The unofficial midpoint of preseason camp is here, with the college football season set to open two weeks from Thursday night. En route to kickoff, we’re examining the schedules of every Big Ten team.
The Penn State Nittany Lions are up next.
Nonconference schedule (with 2013 records)
Aug. 30: vs. Central Florida (12-1)
Sept 6: Akron (5-7)
Sept. 20: Massachusetts (1-11)
Nov. 15: Temple (2-10)
East Division games
Sept. 13: at Rutgers
Oct. 11: at Michigan
Oct. 25: Ohio State
Nov. 1: Maryland
Nov. 8: at Indiana
Nov. 29: Michigan State
Sept. 27: Northwestern
Nov. 22: at Illinois
Gut-check game: With an off week before and after the trip to Michigan and the memory fresh of the Nittany Lions’ four-overtime defeat of the Wolverines a year ago, this looks like a game to circle on the schedule as a gauge of progress in James Franklin’s initial season. Penn State has won four straight over Michigan, which saves its two most difficult games for the final six weeks and should meet Penn State with a decent amount of momentum. These blue-blood program are new division rivals. The October meeting offers a chance for Christian Hackenberg to show just how much he’s improved since his last visit to a 100,000-seat road venue after the debacle last year at Ohio State.
Trap game: Look no further than Rutgers in the Big Ten opener. It’s conceivable that the Lions will need at least a week to return to normalcy from the trip overseas. This early start to Big Ten play may fall at just the right time for Rutgers, which can make its season with a win over traditionally superior Penn State, which has regularly beat the Scarlet Knights for recruits in the state of New Jersey. Plus, Rutgers’ defensive line matches well against the suspect PSU offensive front.
Snoozer: After the ultra-interesting opener, the out-of-league games offer little. We’ll go with UMass as the foe with the least to offer after a 1-11 run through the MAC a year ago. The Minutemen’s schedule is brutal, with games against Boston College, Colorado and Vanderbilt before the trip to Penn State.
Nonconference challenge: The August trip to Ireland to face Central Florida, which beat PSU last year in State College, jumps off the page.

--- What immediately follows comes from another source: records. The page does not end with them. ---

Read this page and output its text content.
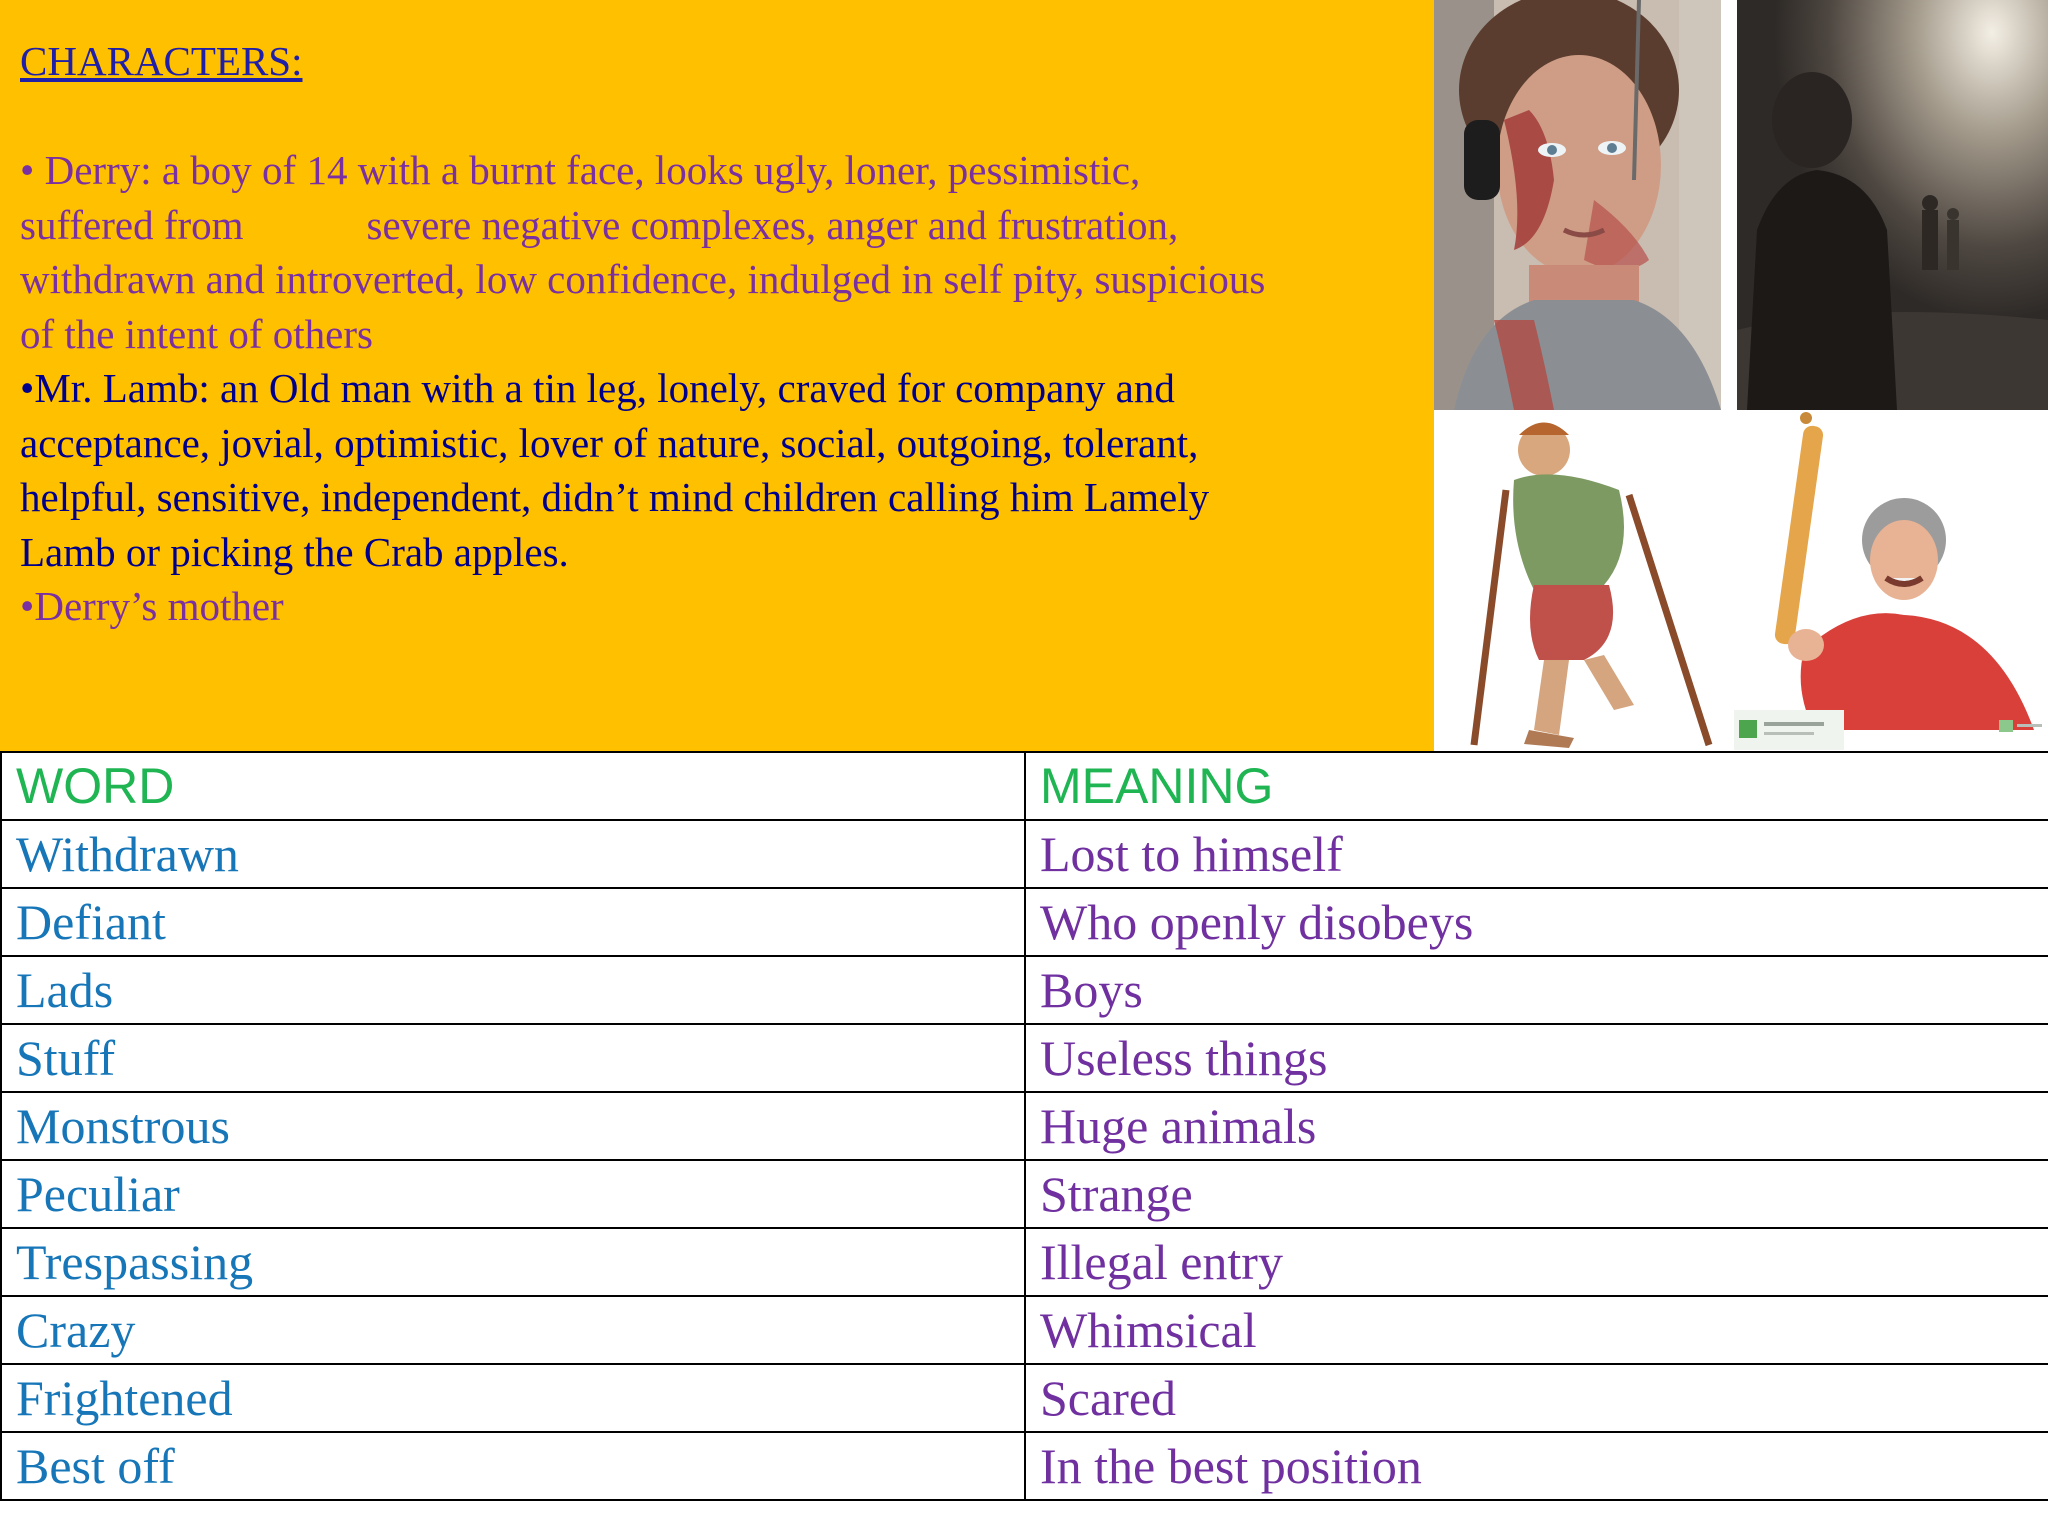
CHARACTERS:
• Derry: a boy of 14 with a burnt face, looks ugly, loner, pessimistic,
suffered from            severe negative complexes, anger and frustration,
withdrawn and introverted, low confidence, indulged in self pity, suspicious
of the intent of others
•Mr. Lamb: an Old man with a tin leg, lonely, craved for company and
acceptance, jovial, optimistic, lover of nature, social, outgoing, tolerant,
helpful, sensitive, independent, didn’t mind children calling him Lamely
Lamb or picking the Crab apples.
•Derry’s mother
WORD	MEANING
Withdrawn	Lost to himself
Defiant	Who openly disobeys
Lads	Boys
Stuff	Useless things
Monstrous	Huge animals
Peculiar	Strange
Trespassing	Illegal entry
Crazy	Whimsical
Frightened	Scared
Best off	In the best position
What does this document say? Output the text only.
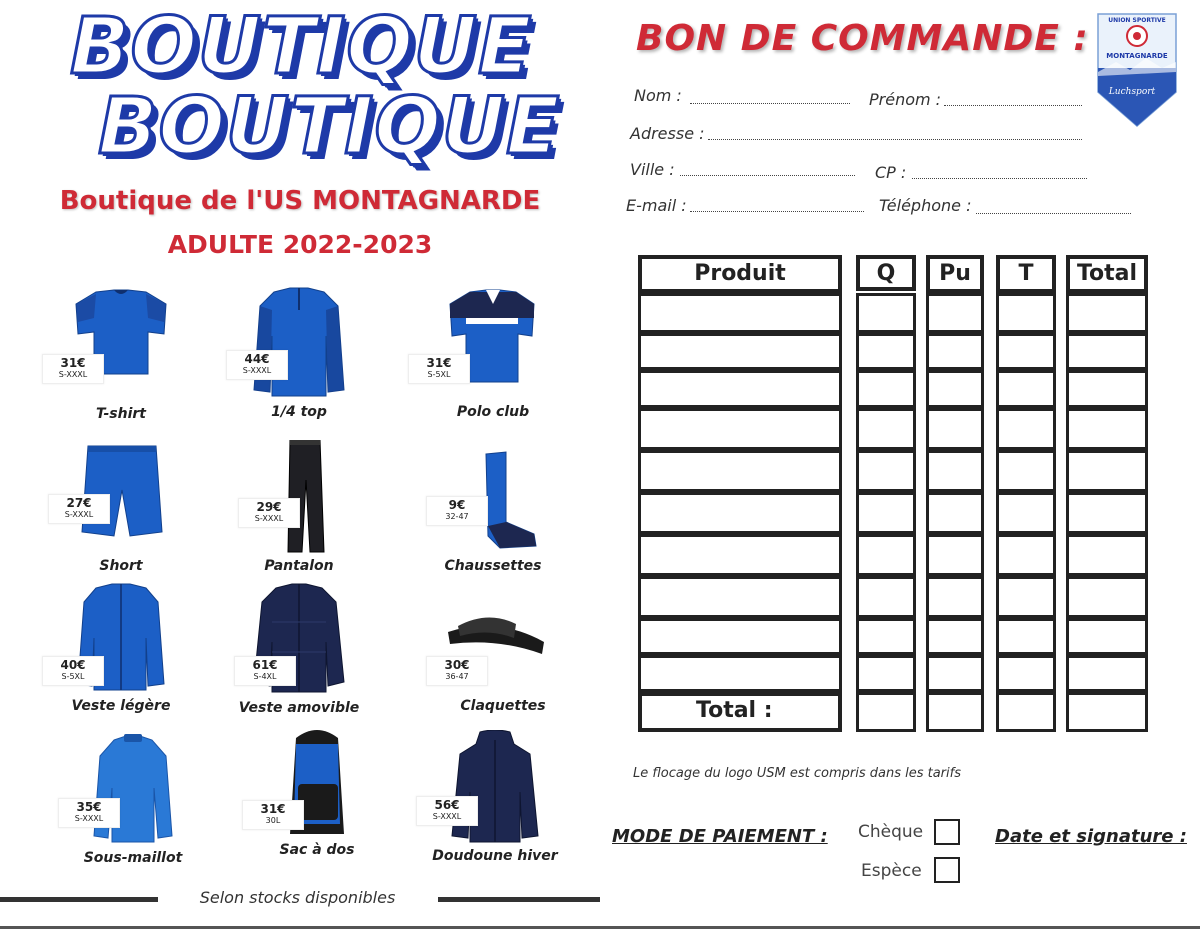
BOUTIQUE
BOUTIQUE
Boutique de l'US MONTAGNARDE
ADULTE 2022-2023
31€
S-XXXL
T-shirt
44€
S-XXXL
1/4 top
31€
S-5XL
Polo club
27€
S-XXXL
Short
29€
S-XXXL
Pantalon
9€
32-47
Chaussettes
40€
S-5XL
Veste légère
61€
S-4XL
Veste amovible
30€
36-47
Claquettes
35€
S-XXXL
Sous-maillot
31€
30L
Sac à dos
56€
S-XXXL
Doudoune hiver
Selon stocks disponibles
BON DE COMMANDE :	UNION SPORTIVE
MONTAGNARDE
Luchsport
Nom :	Prénom :
Adresse :
Ville :	CP :
E-mail :	Téléphone :
Produit	Q	Pu	T	Total
Total :
Le flocage du logo USM est compris dans les tarifs
MODE DE PAIEMENT : Chèque
Espèce
Date et signature :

Franklin likes to joke that when he took the job in January and heard about the season opener in Dublin, he thought it was Ohio. Blake Bortles is gone for UCF, but the Knights return plenty, especially on defense, from a team that won the Fiesta Bowl last season. Penn State figures to get plenty of support at the 82,000-seat Croke Park, but the whole thing will feel foreign. And nothing would pop the Franklin bubble like an opening-game loss.
Analysis: After the tricky first three weeks, featuring the trip to Ireland and rekindling the series with Rutgers -- scheduled as a nonleague game before the Scarlet Knights accepted an invite to join the Big Ten -- it gets fairly standard. The Lions don’t have to worry about the top three teams in the West, dropping Nebraska from the schedule after three straight losses to the Huskers in crossover play. Considering the sanctions in place, it would be nice to give Franklin a layup in his opener. Instead, the outcome against UCF figures to set a tone that will carry into October. Home games against Ohio State and Michigan State are nice, but are either truly winnable? A bowl ban remains in place, though some hope exists that the NCAA might reduce it from four years to two, allowing Penn State to play this year in the postseason.